Обидно, что художник такой наблюдательности и психологической догадливости в этом случае так не способен к пониманию людей и обстоятельств, так напористо пристрастен, что рисует не просто искаженную, а прямо перевернутую картину.
Твардовский не был человеком, распахивавшимся перед первым встречным. На далеких и незнакомых людей он часто производил впечатление замкнутой сосредоточенности, даже некоторой важности, – это правда. Многое зависело и от настроения. Но никогда тут не было позы или фальши. В нем безостановочно шла серьезная душевная работа, и он, по сути человек застенчивый и чуткий, боялся непрошеного вмешательства. Он охранял себя инстинктивно от наглости, бесцеремонности, панибратства. Но для всего, что касалось дела, журнального дела в первую голову, он был открыт и доступен всегда, даже для людей мало ему приятных, но, по его понятиям, честно помогавших тащить журнальный воз. Любой сотрудник мог войти к нему в любое время, когда он был в своем кабинете, и иные из нас этим злоупотребляли. Скажу больше, «Новый мир» обычно попрекали стихийностью и безалаберщиной в организационном смысле.

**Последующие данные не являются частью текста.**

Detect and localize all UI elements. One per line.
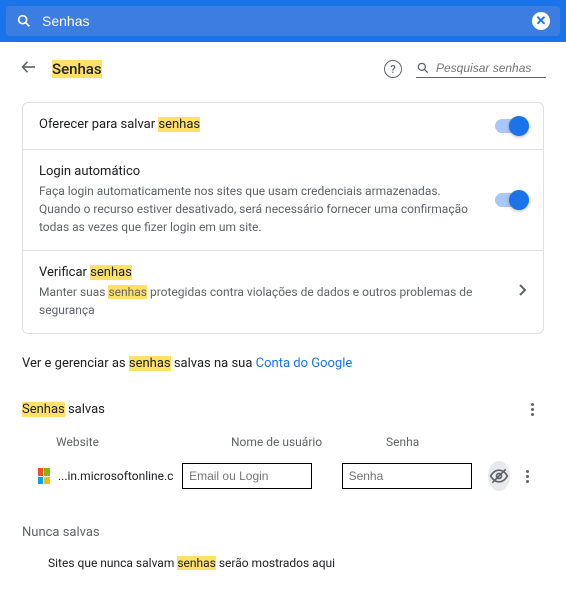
global-search-input[interactable] xyxy=(42,13,522,29)
global-search[interactable]: ✕ xyxy=(6,6,560,36)
page-title: Senhas xyxy=(52,60,102,78)
site-name[interactable]: ...in.microsoftonline.com xyxy=(58,469,174,483)
manage-passwords-line: Ver e gerenciar as senhas salvas na sua … xyxy=(22,356,544,371)
verify-passwords-row[interactable]: Verificar senhas Manter suas senhas prot… xyxy=(23,250,543,333)
never-saved-title: Nunca salvas xyxy=(22,525,544,540)
local-search-input[interactable] xyxy=(436,61,546,75)
chevron-right-icon xyxy=(519,284,527,300)
password-field[interactable] xyxy=(342,463,472,489)
row-menu-icon[interactable] xyxy=(518,464,536,488)
back-icon[interactable] xyxy=(20,58,38,80)
auto-login-row: Login automático Faça login automaticame… xyxy=(23,149,543,250)
show-password-icon[interactable] xyxy=(488,461,510,491)
username-field[interactable] xyxy=(182,463,312,489)
offer-save-row: Oferecer para salvar senhas xyxy=(23,103,543,149)
table-row: ...in.microsoftonline.com xyxy=(22,455,544,497)
local-search[interactable] xyxy=(416,61,546,78)
saved-passwords-title: Senhas salvas xyxy=(22,402,105,417)
auto-login-toggle[interactable] xyxy=(495,193,527,207)
never-saved-desc: Sites que nunca salvam senhas serão most… xyxy=(22,556,544,570)
auto-login-title: Login automático xyxy=(39,164,479,179)
clear-icon[interactable]: ✕ xyxy=(532,12,550,30)
offer-save-toggle[interactable] xyxy=(495,119,527,133)
microsoft-icon xyxy=(38,468,50,484)
google-account-link[interactable]: Conta do Google xyxy=(256,356,353,371)
auto-login-desc: Faça login automaticamente nos sites que… xyxy=(39,182,479,236)
search-icon xyxy=(16,13,32,29)
table-header: Website Nome de usuário Senha xyxy=(22,421,544,455)
help-icon[interactable]: ? xyxy=(384,60,402,78)
saved-menu-icon[interactable] xyxy=(520,397,544,421)
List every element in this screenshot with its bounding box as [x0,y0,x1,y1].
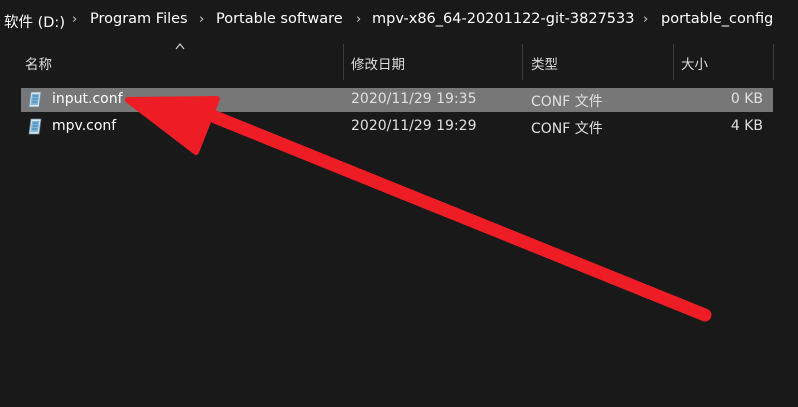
file-row[interactable]: mpv.conf 2020/11/29 19:29 CONF 文件 4 KB [21,115,773,139]
column-header-modified[interactable]: 修改日期 [351,53,405,73]
column-divider[interactable] [343,44,344,80]
file-type: CONF 文件 [531,94,603,110]
file-type: CONF 文件 [531,121,603,137]
chevron-right-icon[interactable]: › [199,12,204,27]
breadcrumb-mpv-folder[interactable]: mpv-x86_64-20201122-git-3827533 [372,11,634,27]
breadcrumb-portable-config[interactable]: portable_config [661,11,773,27]
file-modified: 2020/11/29 19:29 [351,118,477,134]
column-divider[interactable] [773,44,774,80]
file-row[interactable]: input.conf 2020/11/29 19:35 CONF 文件 0 KB [21,88,773,112]
column-header-row: 名称 修改日期 类型 大小 [0,44,798,80]
column-divider[interactable] [673,44,674,80]
file-size: 0 KB [730,91,763,107]
file-modified: 2020/11/29 19:35 [351,91,477,107]
chevron-right-icon[interactable]: › [72,12,77,27]
chevron-right-icon[interactable]: › [356,12,361,27]
conf-file-icon [28,118,42,135]
breadcrumb-portable-software[interactable]: Portable software [216,11,343,27]
breadcrumb-drive[interactable]: 软件 (D:) [4,11,65,32]
file-name[interactable]: mpv.conf [52,118,116,134]
file-name[interactable]: input.conf [52,91,123,107]
column-header-type[interactable]: 类型 [531,53,558,73]
column-header-size[interactable]: 大小 [681,53,708,73]
breadcrumb-program-files[interactable]: Program Files [90,11,188,27]
column-header-name[interactable]: 名称 [25,53,52,73]
chevron-right-icon[interactable]: › [643,12,648,27]
breadcrumb: 软件 (D:) › Program Files › Portable softw… [0,0,798,40]
file-size: 4 KB [730,118,763,134]
column-divider[interactable] [522,44,523,80]
conf-file-icon [28,91,42,108]
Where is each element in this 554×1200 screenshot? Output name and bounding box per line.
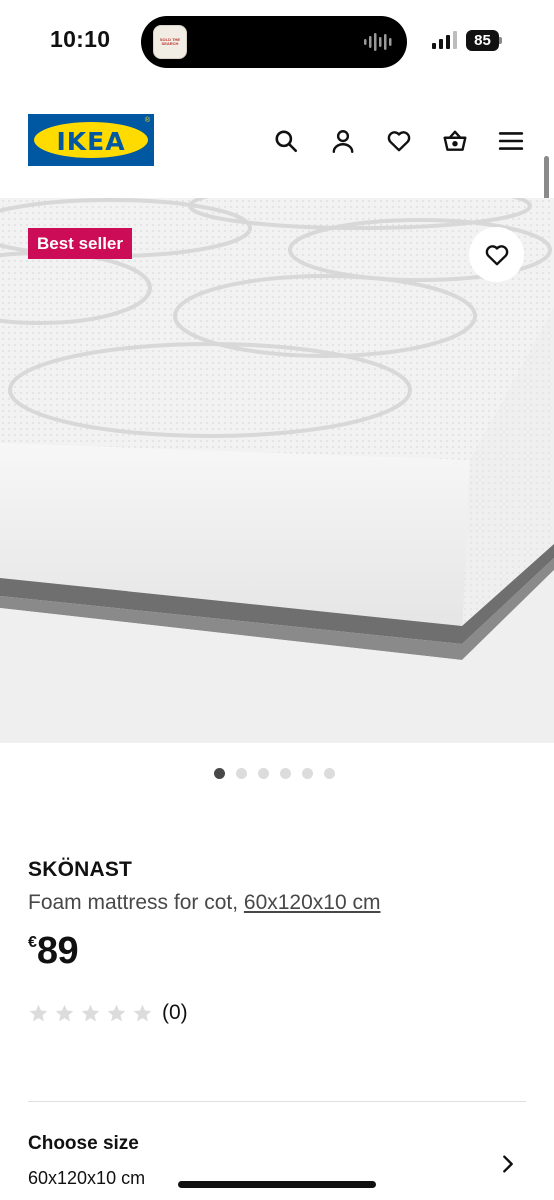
carousel-dot[interactable]: [324, 768, 335, 779]
star-icon: [55, 1004, 74, 1022]
signal-bars-icon: [432, 31, 457, 49]
home-indicator[interactable]: [178, 1181, 376, 1188]
mattress-illustration: [0, 198, 554, 743]
basket-icon[interactable]: [440, 126, 470, 156]
carousel-dot[interactable]: [280, 768, 291, 779]
account-icon[interactable]: [328, 126, 358, 156]
status-bar: 10:10 SOLD THE SEARCH 85: [0, 0, 554, 86]
carousel-dot[interactable]: [302, 768, 313, 779]
rating-stars[interactable]: [28, 1003, 153, 1024]
best-seller-badge: Best seller: [28, 228, 132, 259]
dynamic-island[interactable]: SOLD THE SEARCH: [141, 16, 407, 68]
carousel-dot[interactable]: [214, 768, 225, 779]
favourite-button[interactable]: [469, 227, 524, 282]
battery-level: 85: [466, 30, 499, 51]
star-icon: [133, 1004, 152, 1022]
audio-wave-icon: [364, 33, 392, 51]
now-playing-thumbnail: SOLD THE SEARCH: [153, 25, 187, 59]
review-count[interactable]: (0): [162, 1001, 188, 1025]
carousel-dot[interactable]: [258, 768, 269, 779]
logo-wordmark: IKEA: [56, 127, 126, 156]
price-currency: €: [28, 934, 37, 951]
product-description-text: Foam mattress for cot,: [28, 891, 244, 914]
ikea-logo[interactable]: IKEA ®: [28, 114, 154, 166]
heart-icon: [485, 244, 508, 265]
now-playing-thumbnail-text: SOLD THE SEARCH: [159, 37, 181, 46]
price-amount: 89: [36, 930, 79, 972]
section-divider: [28, 1101, 526, 1102]
logo-registered-mark: ®: [144, 117, 150, 124]
product-description: Foam mattress for cot, 60x120x10 cm: [28, 891, 380, 915]
product-name: SKÖNAST: [28, 858, 133, 881]
product-image[interactable]: [0, 198, 554, 743]
selected-size: 60x120x10 cm: [28, 1168, 146, 1188]
star-icon: [107, 1004, 126, 1022]
carousel-dot[interactable]: [236, 768, 247, 779]
site-header: IKEA ®: [0, 86, 554, 198]
star-icon: [81, 1004, 100, 1022]
search-icon[interactable]: [271, 126, 301, 156]
product-size-link[interactable]: 60x120x10 cm: [244, 891, 381, 914]
star-icon: [29, 1004, 48, 1022]
choose-size-title: Choose size: [28, 1133, 139, 1154]
product-price: €89: [28, 930, 79, 973]
battery-nub: [499, 37, 502, 44]
menu-icon[interactable]: [496, 126, 526, 156]
clock: 10:10: [50, 26, 111, 52]
choose-size-row[interactable]: Choose size 60x120x10 cm: [0, 1120, 554, 1200]
chevron-right-icon: [503, 1155, 513, 1173]
heart-icon[interactable]: [384, 126, 414, 156]
image-carousel-dots: [214, 768, 335, 780]
battery-icon: 85: [466, 30, 502, 51]
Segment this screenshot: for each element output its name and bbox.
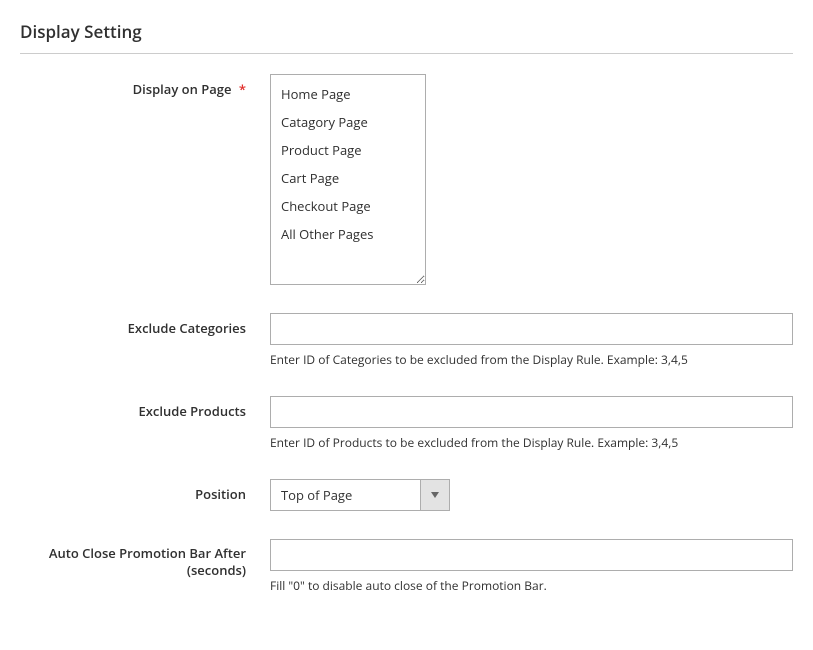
position-label: Position — [20, 479, 270, 503]
auto-close-label-line2: (seconds) — [187, 561, 246, 579]
exclude-categories-label: Exclude Categories — [20, 313, 270, 337]
exclude-categories-input[interactable] — [270, 313, 793, 345]
exclude-products-input[interactable] — [270, 396, 793, 428]
exclude-products-control: Enter ID of Products to be excluded from… — [270, 396, 793, 451]
auto-close-input[interactable] — [270, 539, 793, 571]
auto-close-label-line1: Auto Close Promotion Bar After — [49, 544, 246, 562]
section-title: Display Setting — [20, 20, 793, 54]
auto-close-row: Auto Close Promotion Bar After (seconds)… — [20, 539, 793, 594]
multiselect-option[interactable]: Catagory Page — [271, 108, 425, 136]
display-on-page-control: Home Page Catagory Page Product Page Car… — [270, 74, 793, 285]
position-select[interactable]: Top of Page — [270, 479, 450, 511]
multiselect-option[interactable]: Cart Page — [271, 164, 425, 192]
position-row: Position Top of Page — [20, 479, 793, 511]
exclude-categories-row: Exclude Categories Enter ID of Categorie… — [20, 313, 793, 368]
multiselect-option[interactable]: All Other Pages — [271, 220, 425, 248]
multiselect-option[interactable]: Home Page — [271, 80, 425, 108]
multiselect-option[interactable]: Checkout Page — [271, 192, 425, 220]
auto-close-control: Fill "0" to disable auto close of the Pr… — [270, 539, 793, 594]
exclude-categories-note: Enter ID of Categories to be excluded fr… — [270, 351, 793, 368]
exclude-products-note: Enter ID of Products to be excluded from… — [270, 434, 793, 451]
required-marker: * — [239, 80, 246, 98]
label-text: Display on Page — [133, 80, 232, 98]
position-control: Top of Page — [270, 479, 793, 511]
display-on-page-row: Display on Page * Home Page Catagory Pag… — [20, 74, 793, 285]
display-on-page-label: Display on Page * — [20, 74, 270, 98]
exclude-products-label: Exclude Products — [20, 396, 270, 420]
exclude-categories-control: Enter ID of Categories to be excluded fr… — [270, 313, 793, 368]
multiselect-option[interactable]: Product Page — [271, 136, 425, 164]
chevron-down-icon — [421, 480, 449, 510]
auto-close-label: Auto Close Promotion Bar After (seconds) — [20, 539, 270, 579]
exclude-products-row: Exclude Products Enter ID of Products to… — [20, 396, 793, 451]
display-on-page-multiselect[interactable]: Home Page Catagory Page Product Page Car… — [270, 74, 426, 285]
auto-close-note: Fill "0" to disable auto close of the Pr… — [270, 577, 793, 594]
position-select-value: Top of Page — [271, 480, 421, 510]
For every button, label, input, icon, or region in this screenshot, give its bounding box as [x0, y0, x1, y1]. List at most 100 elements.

У нас не было регулярных заседаний редколлегии, как правило, не велись стенограммы и протоколы, а журнал делался скорее, как в старые, «некрасовские» времена. Пришел редактор, бросил на стол изношенный желтый портфель, туго набитый прочитанными рукописями и верстками, – и сразу вокруг него возникала «куча мала» членов редколлегии и сотрудников. Шли со своими вопросами, просьбами, недоумениями, и я не знаю случая, чтобы кому-либо Твардовский отказал во внимании, беседе, добром совете. Видел я на своем веку много разных редакций, а такого отсутствия «вельможности», канцелярского этикета, такой простой и само собой разумеющейся демократичности не видел нигде.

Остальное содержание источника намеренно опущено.